Introduction

    This documentation gives a short introduction to Chemaxon's Trainer Engine.

    What is Trainer Engine?

    Chemaxon's Trainer Engine is a tool to predict molecular properties by training machine learning models on input data sets. This tool supports the model life cycle management with:

    Data preparation

    • Normalization of chemical structures (standardization)
    • Transformation of molecules to descriptors (feature generation)

    Model training

    • Fitting various model types on the input descriptors and labeled data
    • Calculation of statistics to measure model accuracy

    Optimization and validation

    • Visualization and comparison of model details
    • Provides a central repository of training and prediction runs for reproducibility

    Deployment

    • Integration end-points for model building and inference
    • Makes predictions on novel molecules interactively or in batches
    • Enrichment of predicted values with applicability domain information and error prediction

    What is the benefit of using the Trainer Engine?

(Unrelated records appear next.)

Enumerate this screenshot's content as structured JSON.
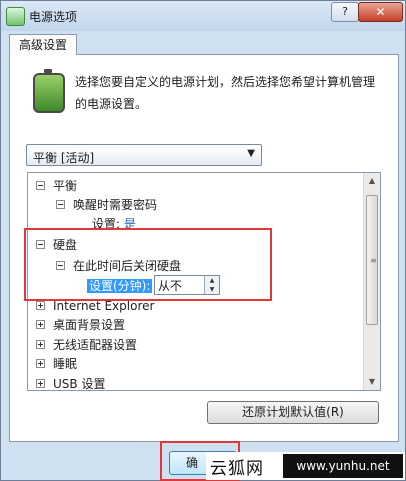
{
  "window": {
    "title": "电源选项",
    "help": "?",
    "close": "✕"
  },
  "tab": {
    "label": "高级设置"
  },
  "intro": {
    "text": "选择您要自定义的电源计划，然后选择您希望计算机管理的电源设置。"
  },
  "plan_select": {
    "value": "平衡 [活动]"
  },
  "tree": {
    "items": [
      {
        "label": "平衡",
        "toggle": "minus"
      },
      {
        "label": "唤醒时需要密码",
        "toggle": "minus"
      },
      {
        "label": "设置:",
        "value": "是"
      },
      {
        "label": "硬盘",
        "toggle": "minus"
      },
      {
        "label": "在此时间后关闭硬盘",
        "toggle": "minus"
      },
      {
        "label": "设置(分钟):",
        "value": "从不"
      },
      {
        "label": "Internet Explorer",
        "toggle": "plus"
      },
      {
        "label": "桌面背景设置",
        "toggle": "plus"
      },
      {
        "label": "无线适配器设置",
        "toggle": "plus"
      },
      {
        "label": "睡眠",
        "toggle": "plus"
      },
      {
        "label": "USB 设置",
        "toggle": "plus"
      }
    ]
  },
  "buttons": {
    "restore": "还原计划默认值(R)",
    "ok": "确"
  },
  "watermark": {
    "cn": "云狐网",
    "url": "www.yunhu.net"
  },
  "colors": {
    "highlight": "#e0393a",
    "selection": "#3399ff",
    "link": "#1c5bb0"
  }
}
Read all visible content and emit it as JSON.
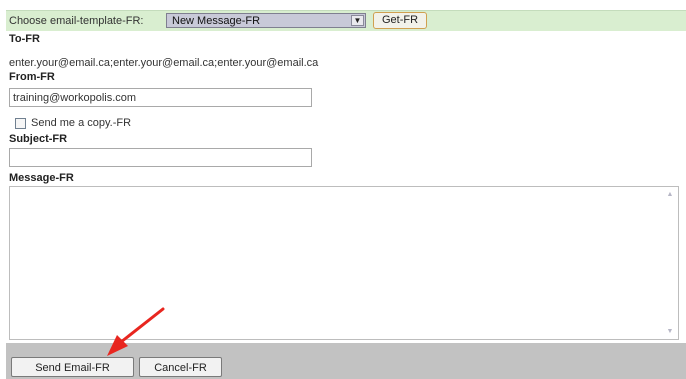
{
  "template_bar": {
    "label": "Choose email-template-FR:",
    "selected_template": "New Message-FR",
    "get_button": "Get-FR"
  },
  "to": {
    "label": "To-FR",
    "value": "enter.your@email.ca;enter.your@email.ca;enter.your@email.ca"
  },
  "from": {
    "label": "From-FR",
    "value": "training@workopolis.com"
  },
  "copy": {
    "label": "Send me a copy.-FR",
    "checked": false
  },
  "subject": {
    "label": "Subject-FR",
    "value": ""
  },
  "message": {
    "label": "Message-FR",
    "value": ""
  },
  "actions": {
    "send": "Send Email-FR",
    "cancel": "Cancel-FR"
  },
  "annotation": {
    "arrow_color": "#e8261f"
  },
  "colors": {
    "template_bar_bg": "#d9eed0",
    "bottom_bar_bg": "#c2c2c2"
  }
}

    Trainer Engine translates input data into executable predictions. It has been used to build successful models for wide range of measured data types including:

    • pyhs-chem properties (e.g. boiling point, vapor pressure, logP, logD)
    • analytical chemistry data (retention time)
    • ADMET end-points (PAMPA, Caco2 permeability, hERG, MetStab, BBB penetration, CYP inhibition, PAINS)
    • on-target assay end-points (different target families includes receptors like GPCRs, enzymes e.g. kinases and transporters).

    Trainer Engine predictions are supporting medicinal and analytical chemists, toxicologists, drug discovery project team members to assess risks and opportunities of the compound collections. It enables computational chemists to experiment with different model types, explain their behavior and seamlessly provide access to high-quality models for larger audiences.

    Overview of the components

    Trainer Engine is a service application interfaced with

    • Trainer web user interface (GUI) for model building, assessment, optimization, analysis and management workflows
    • REST API end point with SWAGGER API docs for integration
    • Default integration with an interactive single or batch prediction web interface, called Playground

    The trainer service includes Standardizer, Descriptor generation, ML model building libraries. It calculates the statistical values and implements multi-step workflows, like conformal prediction. All input molecules, configurations, calculated values and statistics are stored in a persistency layer in a PostgreSQL database.

    Overview of the general workflow

    The general machine learning workflow consits of the following steps:

    1. Upload the input file (sdf) containing molecules and labeled data
    2. Configuration of standardization actions and descriptor generation
    3. Configuration of training (model building) and validation via split
    4. Model building, that can be extended with configurable applicability domain assessment and error prediction
    5. Automatic model assessment on the training set and test set
    6. Visualization of the accuracy metrics, model details (feature importance values) and relationships between chemical structures and prediction accuracy
    7. Optimization of descriptor generation and training parameters (iteration from step 2)
    8. Selecting the best scored models and setting "In production" flag
    9. Predict new molecules in singe or batch mode with Playground interface
    10. Integrate production models into design workflows using the REST interface

    Programmatic interaction

    The REST API end points offer all utilities to ingest data, train models and get statistical assessment results. This extension capability allows automatic parameter optimization and selection of the best performing models. API docs is provided via SWAGGER, proof of concept Jupyter notebooks covering larger workflows are available on demand. Contact us for further details: calculators@chemaxon.com.

    Design ecosystem

    Seamless early stage discovery project and hypothesis management ecosystem is offered through integrating Trainer Engine with Chemaxon's Design Hub. In this setup the built models are made available as Design Hub plugins supporting triage of hypothetical molecules and fostering multi parameter optimization when ideas are assessed based on the most important attributes delivered by Trainer Engine and the additional plugins available in Design Hub. Throughout the the Trainer Engine API interface, models can be asynchronously built or re-trained and deployed into Design Hub.